Slow Monday morning for equities, gold higher on real yield slide
Reopening day in Britain – today is a big step forward for the economy, not so big for the stock market. Markets move well in advance, of course. Reopening trades have performed well this year, but the real test comes as the reopening process proceeds – do people get out and spend, do they take on more debt and do banks lend more? These are questions for policymakers, but also for investors.

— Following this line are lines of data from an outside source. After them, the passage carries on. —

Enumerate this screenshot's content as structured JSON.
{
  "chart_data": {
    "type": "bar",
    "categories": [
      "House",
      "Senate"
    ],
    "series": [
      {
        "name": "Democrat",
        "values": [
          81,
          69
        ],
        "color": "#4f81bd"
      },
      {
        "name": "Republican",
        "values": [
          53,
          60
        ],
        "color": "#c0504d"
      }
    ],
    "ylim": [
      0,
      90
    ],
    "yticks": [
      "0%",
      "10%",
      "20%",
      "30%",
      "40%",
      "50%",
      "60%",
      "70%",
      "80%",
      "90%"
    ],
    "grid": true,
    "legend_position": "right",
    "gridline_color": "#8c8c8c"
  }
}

After a very choppy week, global stock markets were up on Friday, apparently surviving the big test of the previous few sessions. European stock markets are a tad weaker in early trade, whilst US futures indicate a slightly soft open on Wall Street, with the S&P 500 currently seen opening about 10pts off Friday’s close. Vixx trades higher in the 21-22 range this morning, which could indicate stress for equity markets.
Asian shares were mixed as Chinese retail sales figures missed expectations. Year-on-year sales rose 17.7% in April, missing the +24.9% expected. It was also a sharp slowdown from the +34% in March. Industrial output rose 9.8%, in line with expectations, whilst fixed asset investment rose 19.9%, slightly ahead of forecast. Rising cases in Singapore and Taiwan are a worry.

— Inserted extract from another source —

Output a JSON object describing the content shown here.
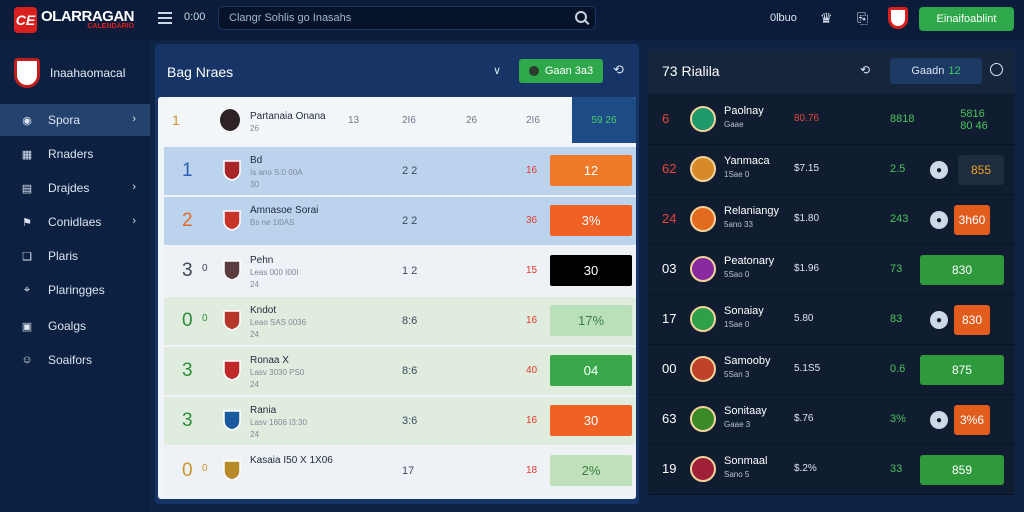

Last week was all about inflation. Various Fed speakers sought to calm speculation as breakevens broke higher. Yields were kept in check, with the benchmark 10-year Treasury yield retreating from 1.70% at its highest point last week to around 1.62% this morning. That pop in real yields left gold on the back foot but the subsequent drop in nominal rates against persistently high inflation expectations has seen real yields plunge with 10yr TIPS back to –0.88%, whilst 30yr TIPS have flipped negative again. This has helped gold rally to fresh 3-month highs above $1,850. Next stop $1,880 – the 50% retracement of the downtrend since Aug, with support around the 38.2% retracement at $1,832. Looking ahead to this week, minutes from the latest FOMC meeting will be watched for any signals policymakers are worried about inflation and/or financial stability. Likewise, the Bank of England’s Bailey, Ramsden and Broadbent will face questions about the impact of QE and risks to financial stability when they appear before the House of Lords Economic Affairs Committee on Tuesday.

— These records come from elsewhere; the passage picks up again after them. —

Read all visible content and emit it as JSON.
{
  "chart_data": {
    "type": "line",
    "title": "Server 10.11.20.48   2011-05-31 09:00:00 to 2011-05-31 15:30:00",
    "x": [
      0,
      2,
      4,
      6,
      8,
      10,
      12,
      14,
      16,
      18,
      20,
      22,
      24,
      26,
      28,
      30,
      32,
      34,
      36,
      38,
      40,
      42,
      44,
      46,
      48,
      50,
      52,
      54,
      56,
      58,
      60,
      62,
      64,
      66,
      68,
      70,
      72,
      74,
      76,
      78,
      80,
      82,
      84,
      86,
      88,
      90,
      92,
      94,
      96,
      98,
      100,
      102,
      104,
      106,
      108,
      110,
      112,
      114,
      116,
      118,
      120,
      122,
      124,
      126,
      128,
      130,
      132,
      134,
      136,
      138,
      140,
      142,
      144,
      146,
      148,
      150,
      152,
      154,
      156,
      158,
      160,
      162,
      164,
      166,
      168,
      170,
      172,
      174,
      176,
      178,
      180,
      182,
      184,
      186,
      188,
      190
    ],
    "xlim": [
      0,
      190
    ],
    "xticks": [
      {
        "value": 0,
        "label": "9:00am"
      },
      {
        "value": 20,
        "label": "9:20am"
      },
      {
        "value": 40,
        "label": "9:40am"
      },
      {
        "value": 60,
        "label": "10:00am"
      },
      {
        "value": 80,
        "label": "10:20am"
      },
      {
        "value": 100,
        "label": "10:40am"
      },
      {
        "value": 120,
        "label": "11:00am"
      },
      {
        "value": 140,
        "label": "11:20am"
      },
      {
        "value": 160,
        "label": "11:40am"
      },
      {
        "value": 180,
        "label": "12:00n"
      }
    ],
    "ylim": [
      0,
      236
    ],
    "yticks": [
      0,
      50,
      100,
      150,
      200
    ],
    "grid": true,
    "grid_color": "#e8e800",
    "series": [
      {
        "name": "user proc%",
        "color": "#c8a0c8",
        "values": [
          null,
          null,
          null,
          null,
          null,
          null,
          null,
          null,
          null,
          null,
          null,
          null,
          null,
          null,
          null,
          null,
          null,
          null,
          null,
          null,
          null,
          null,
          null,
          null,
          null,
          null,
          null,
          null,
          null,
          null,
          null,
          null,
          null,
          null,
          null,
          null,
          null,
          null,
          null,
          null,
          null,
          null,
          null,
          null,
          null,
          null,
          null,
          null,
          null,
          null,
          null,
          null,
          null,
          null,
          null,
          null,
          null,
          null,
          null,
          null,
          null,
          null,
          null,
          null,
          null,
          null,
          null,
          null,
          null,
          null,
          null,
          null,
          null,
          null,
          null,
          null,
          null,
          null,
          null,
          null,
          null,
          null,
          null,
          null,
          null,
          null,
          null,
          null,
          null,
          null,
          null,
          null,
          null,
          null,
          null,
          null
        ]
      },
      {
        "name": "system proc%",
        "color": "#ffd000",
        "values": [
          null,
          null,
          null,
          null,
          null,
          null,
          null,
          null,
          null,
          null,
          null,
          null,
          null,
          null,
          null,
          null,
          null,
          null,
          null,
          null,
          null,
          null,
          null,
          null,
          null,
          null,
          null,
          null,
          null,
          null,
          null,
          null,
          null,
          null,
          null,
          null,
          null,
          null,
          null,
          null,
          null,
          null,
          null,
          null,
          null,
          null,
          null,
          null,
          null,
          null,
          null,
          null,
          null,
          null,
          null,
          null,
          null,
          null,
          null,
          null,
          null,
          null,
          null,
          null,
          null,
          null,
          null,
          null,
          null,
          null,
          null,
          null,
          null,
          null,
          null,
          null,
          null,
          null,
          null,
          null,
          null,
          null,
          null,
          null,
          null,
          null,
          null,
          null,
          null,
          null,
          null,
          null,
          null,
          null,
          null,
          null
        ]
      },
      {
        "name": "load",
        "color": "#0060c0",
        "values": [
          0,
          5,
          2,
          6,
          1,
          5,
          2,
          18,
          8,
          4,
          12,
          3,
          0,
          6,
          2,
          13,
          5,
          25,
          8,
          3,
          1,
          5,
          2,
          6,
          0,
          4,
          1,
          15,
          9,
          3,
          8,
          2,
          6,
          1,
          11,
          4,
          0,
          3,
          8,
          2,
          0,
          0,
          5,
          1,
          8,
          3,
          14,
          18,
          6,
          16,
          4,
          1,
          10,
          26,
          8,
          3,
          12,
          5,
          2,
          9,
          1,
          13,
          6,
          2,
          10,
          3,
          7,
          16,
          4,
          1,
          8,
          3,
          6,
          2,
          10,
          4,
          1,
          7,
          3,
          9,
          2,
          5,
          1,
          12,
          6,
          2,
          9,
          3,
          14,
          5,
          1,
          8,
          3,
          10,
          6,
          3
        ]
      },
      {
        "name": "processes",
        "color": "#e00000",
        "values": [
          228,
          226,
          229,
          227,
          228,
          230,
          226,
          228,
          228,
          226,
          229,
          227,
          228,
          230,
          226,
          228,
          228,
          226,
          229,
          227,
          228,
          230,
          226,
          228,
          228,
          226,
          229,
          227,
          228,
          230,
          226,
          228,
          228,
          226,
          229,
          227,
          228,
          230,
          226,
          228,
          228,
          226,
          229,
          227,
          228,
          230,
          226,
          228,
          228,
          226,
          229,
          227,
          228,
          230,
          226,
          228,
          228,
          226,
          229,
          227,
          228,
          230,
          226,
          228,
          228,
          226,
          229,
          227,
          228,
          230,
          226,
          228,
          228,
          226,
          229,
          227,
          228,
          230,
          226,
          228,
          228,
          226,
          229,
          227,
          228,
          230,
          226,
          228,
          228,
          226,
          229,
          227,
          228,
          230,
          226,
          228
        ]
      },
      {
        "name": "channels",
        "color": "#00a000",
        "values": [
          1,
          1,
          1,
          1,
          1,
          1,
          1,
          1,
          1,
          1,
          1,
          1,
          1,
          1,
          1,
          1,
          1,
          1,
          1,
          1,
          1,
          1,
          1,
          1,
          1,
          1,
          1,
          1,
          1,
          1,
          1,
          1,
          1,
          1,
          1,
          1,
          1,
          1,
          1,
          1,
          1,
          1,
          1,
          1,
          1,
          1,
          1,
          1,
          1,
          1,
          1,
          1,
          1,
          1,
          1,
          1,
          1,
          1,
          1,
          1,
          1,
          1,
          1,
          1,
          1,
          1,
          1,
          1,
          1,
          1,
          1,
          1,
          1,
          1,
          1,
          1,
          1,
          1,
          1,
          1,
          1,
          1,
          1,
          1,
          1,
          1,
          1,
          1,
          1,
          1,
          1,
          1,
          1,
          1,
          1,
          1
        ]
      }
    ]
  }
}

Finally, I thought Donald Trump’s ban from Twitter would mean markets would suffer less ‘noise’. I was wrong. First meme stocks came along, now we have Elon Musk moving crypto prices with his missives. The latest in the drama saw Bitcoin jump about $2.5k this morning after Elon Musk denied Tesla had sold its Bitcoin holdings. A nice pop, but this is small versus the Musk-induced selling that has been taking place lately. In addition to Tesla saying it would stop accepting Bitcoin as payment, Musk indicated in a reply to a tweet that the company was dumping or had already dumped all its Bitcoin. Prices fell sharply over the weekend and at $44k the crypto asset is still down by around a third from the all-time high near $66k set in April. There is nothing new I can say about Bitcoin – volatile, highly speculative, easy to manipulate; a bubble.